Since the mid-1870s Impressionism had fused figure and ground, granting an equal significance to both. From the 1880s Renoir rejected this process and reinstated the traditional humanistic view of the figure as the painter’s prime focus, turning his attention to the female nude. This stood in stark contrast to the aims of the Impressionist movement, which sought to disengage with the classical aesthetic of academic art and concentrate instead on the ever-changing outdoor world of modern life. This change in direction can be seen, in part, due to his visit to Italy in 1881, where Renoir was struck by the Raphael frescoes he saw in Rome and the Pompeian works in Naples. Renoir yearned for a greater sense of timelessness in his work and looked to his idols Rubens, Titian, Fragonard and Boucher for inspiration, whose paintings he saw on his travels. Renoir saw himself as a descendent of these great masters and his work a continuation in the lineage of classic French painting, declaring: ‘With all modesty, I consider not only that my art descends from a Watteau, a Fragonard, a Hubert Robert, but also that I am one with them’ (Renoir, quoted in J. Renoir, Renoir on Renoir: Interviews, Essays, and Remarks, New York, 1989, p. 66).

One cannot, however, view Renoir’s nudes as being entirely classical, for they eschewed the traditional linearity and precision of French classicism and presented instead a looser, more fluid and expressive technique of painting the female figure. As seen in Nu couché, vu de dos, sur fond ocre, Renoir used thin layers of paint, built up to create a surface which gave the glowing, milky appearance of skin, successfully conveying the translucent layering of tints and the radiant blush of living flesh. Accurate atomic detail was replaced with a greater desire to express sensuality and a cohesive picture surface. The figure became disconnected from its setting, which as seen here, was often presented as simply a blur of animated brushstrokes. Indeed this sense of dislocation became customary from the 1880s onwards in Renoir’s nudes, where space became less defined, to the point of being ambiguous. John House explains: ‘The figures become more abstracted from the world, inhabitants of an Arcadian vision that, fully aware of sensual delights, nevertheless transcends everyday reality’ (R. Shone, A Very Private Collection: Janice H. Levin's Impressionist Pictures, New York, 2002, p. 57).

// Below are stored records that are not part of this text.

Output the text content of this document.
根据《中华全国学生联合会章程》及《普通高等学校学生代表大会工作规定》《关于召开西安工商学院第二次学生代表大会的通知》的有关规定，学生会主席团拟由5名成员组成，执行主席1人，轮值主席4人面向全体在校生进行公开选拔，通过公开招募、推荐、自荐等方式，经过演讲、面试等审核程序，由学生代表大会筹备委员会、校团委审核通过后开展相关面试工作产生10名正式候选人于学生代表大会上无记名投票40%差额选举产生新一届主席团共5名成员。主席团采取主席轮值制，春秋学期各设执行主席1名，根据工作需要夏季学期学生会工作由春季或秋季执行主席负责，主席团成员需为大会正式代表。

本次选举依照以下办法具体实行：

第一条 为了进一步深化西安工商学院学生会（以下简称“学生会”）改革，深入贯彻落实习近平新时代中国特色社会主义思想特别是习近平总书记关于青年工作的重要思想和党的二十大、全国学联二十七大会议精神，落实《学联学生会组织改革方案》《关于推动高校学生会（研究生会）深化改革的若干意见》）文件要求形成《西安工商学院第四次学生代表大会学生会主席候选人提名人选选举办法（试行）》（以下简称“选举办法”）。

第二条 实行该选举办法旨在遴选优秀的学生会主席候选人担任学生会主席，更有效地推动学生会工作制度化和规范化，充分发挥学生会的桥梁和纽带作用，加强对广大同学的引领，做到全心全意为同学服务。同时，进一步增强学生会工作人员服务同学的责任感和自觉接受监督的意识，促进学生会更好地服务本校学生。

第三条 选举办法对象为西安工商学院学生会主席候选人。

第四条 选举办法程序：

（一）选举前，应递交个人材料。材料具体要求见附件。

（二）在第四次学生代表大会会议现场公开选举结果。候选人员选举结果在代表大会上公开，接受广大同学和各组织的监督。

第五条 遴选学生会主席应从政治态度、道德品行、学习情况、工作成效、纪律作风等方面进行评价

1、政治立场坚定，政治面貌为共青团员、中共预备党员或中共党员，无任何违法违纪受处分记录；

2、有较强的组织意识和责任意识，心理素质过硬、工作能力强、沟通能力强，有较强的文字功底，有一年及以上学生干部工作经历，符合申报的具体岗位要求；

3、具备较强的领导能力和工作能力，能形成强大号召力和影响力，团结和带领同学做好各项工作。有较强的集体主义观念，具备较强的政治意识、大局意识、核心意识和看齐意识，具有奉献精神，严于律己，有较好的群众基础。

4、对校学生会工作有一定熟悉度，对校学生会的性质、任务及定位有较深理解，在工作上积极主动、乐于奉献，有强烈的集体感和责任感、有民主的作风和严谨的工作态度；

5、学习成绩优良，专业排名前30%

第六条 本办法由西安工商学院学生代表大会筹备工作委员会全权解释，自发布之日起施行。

In Nu couché, vu de dos, sur fond ocre Renoir’s nude is seen facing away from us, her body is positioned into an S-shape so that the curve of her hips is highlighted. Renoir further accentuates her feminine guile through her long, flowing hair snaking down her back and the soft furls of white fabric that lie beneath her, which emphasises the furrows of her flesh. The sensuality and sense of display that is presented here is reminiscent of the Orientalist atmosphere of the harem odalisque, a theme which Renoir was to continue to explore over the next few years, producing works such as Femme nue couchée, Gabrielle, in 1903. Renoir had traveled twice to Algeria in 1881 and 1882 and was greatly moved by Orientalist art, enjoying the beguiling mood of idleness and reverie and their preference for tastefully exposed flesh. Renoir looked to the poised nudes of Ingres as well, who like him, saw that the quintessential beauty of the nude lay in her sensuality. However it is important to recognise that these were not simply works of voyeurism but were portraits of the bodies surface, which were translated into bold and modern experiments in painting. Martha Lucy reiterates that the nude became a ground in which Renoir could develop his skills, she states: ‘The nude was like a canvas on which Renoir could repeatedly explore his formal and theoretical interests, such as the relationship between color and light, surface and volume, and vision and touch’ (quoted in M. Lucy and J. House, Renoir, New Haven, 2012, p. 209).